Weller v Phipps
[2011] HCATrans 282
[2011] HCATrans 282
IN THE HIGH COURT OF AUSTRALIA
Office of the Registry
Sydney No S319 of 2010
B e t w e e n -
HERBERT WELLER
Applicant
and
MARK PHIPPS
Respondent
Application for special leave to appeal
GUMMOW J
HAYNE J
TRANSCRIPT OF PROCEEDINGS
AT SYDNEY ON FRIDAY, 7 OCTOBER 2011, AT 11.14 AM
Copyright in the High Court of Australia
MR P.G. MAIDEN, SC: May it please the Court, I appear with my learned friend, MR T.J. BOYD, for the applicant. (instructed by Cameron Gillingham Boyd)
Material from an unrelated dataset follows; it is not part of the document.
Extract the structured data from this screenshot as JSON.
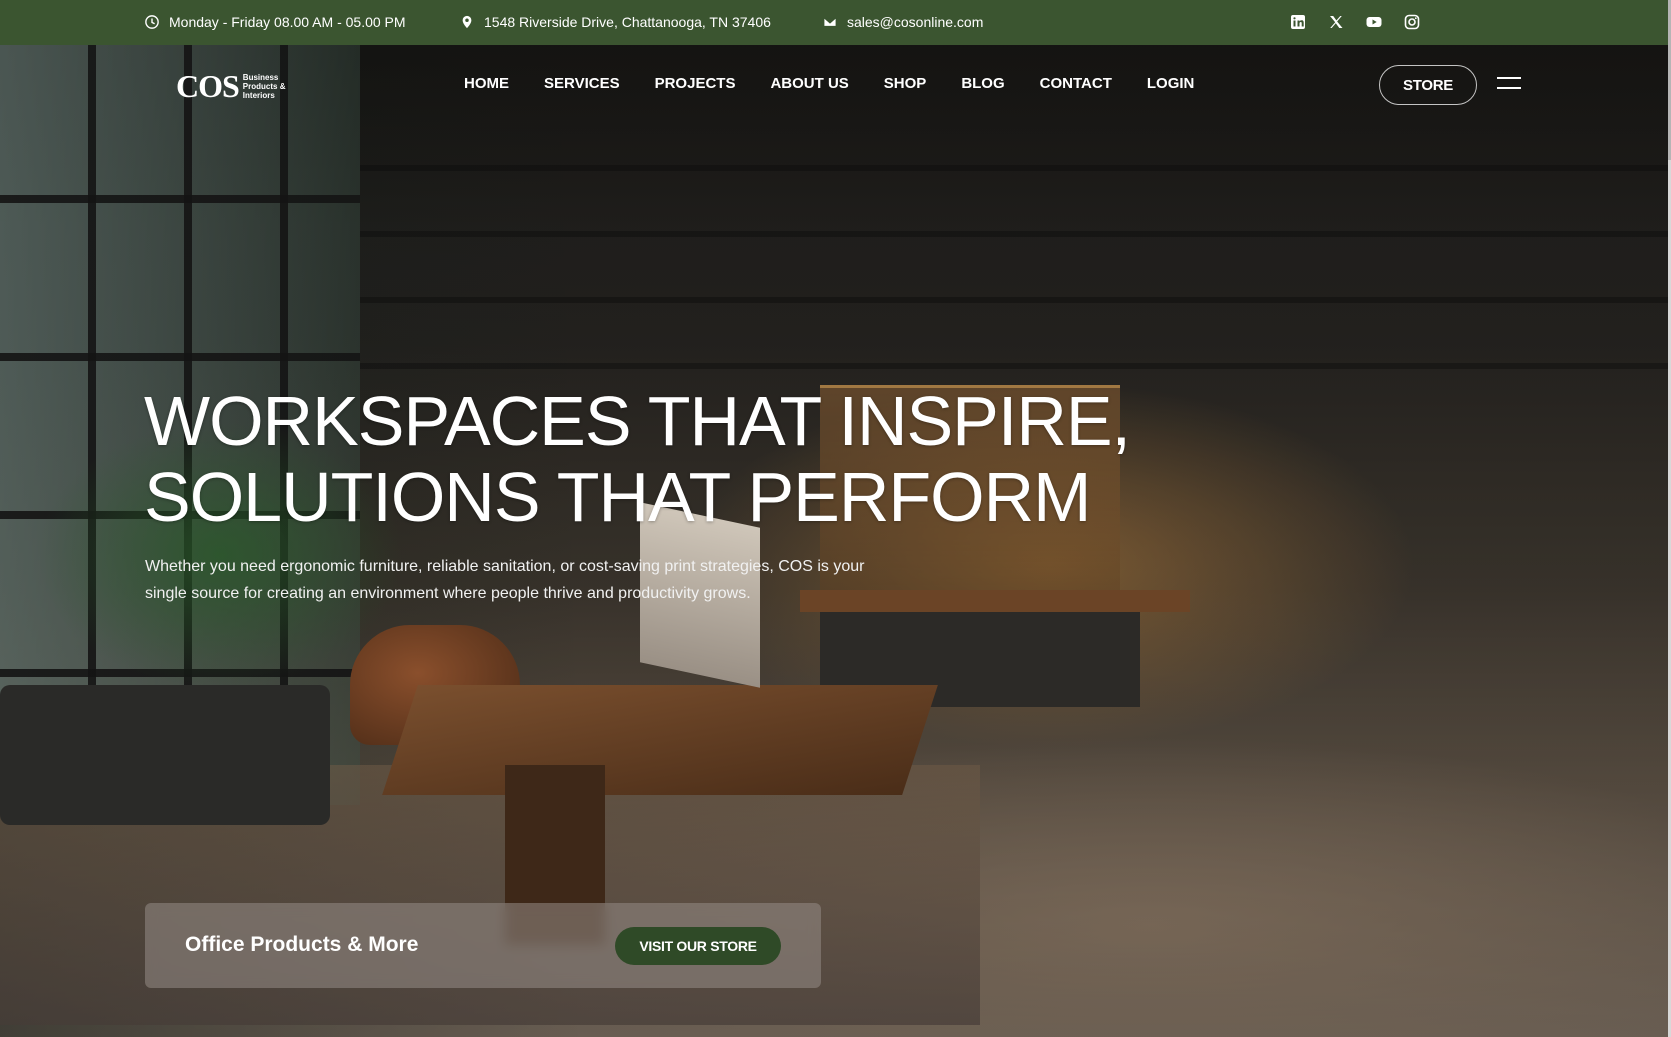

MR L. KING, SC: May it please the Court, I appear for the respondent. (instructed by CKB Partners)
GUMMOW J: Yes, Mr Maiden.
MR MAIDEN: Yes, thank you, your Honour. Your Honours, there are two short matters that we submit are appropriate for leave. The first one relates to the function of the trial judge in assessing the actions or inactions of a legal practitioner. The second matter, your Honours, relates to the application of the Civil Liability Act 2002 (NSW) and specifically in relation to sections 5B and 5O. In respect of the facts of this matter, the facts are straightforward and not in any substantial disagreement. Significantly, a solicitor, having received instructions in respect of proceedings for possession, did not obtain counsel’s advice when others would have seen the issue of estoppel arising at that point of time.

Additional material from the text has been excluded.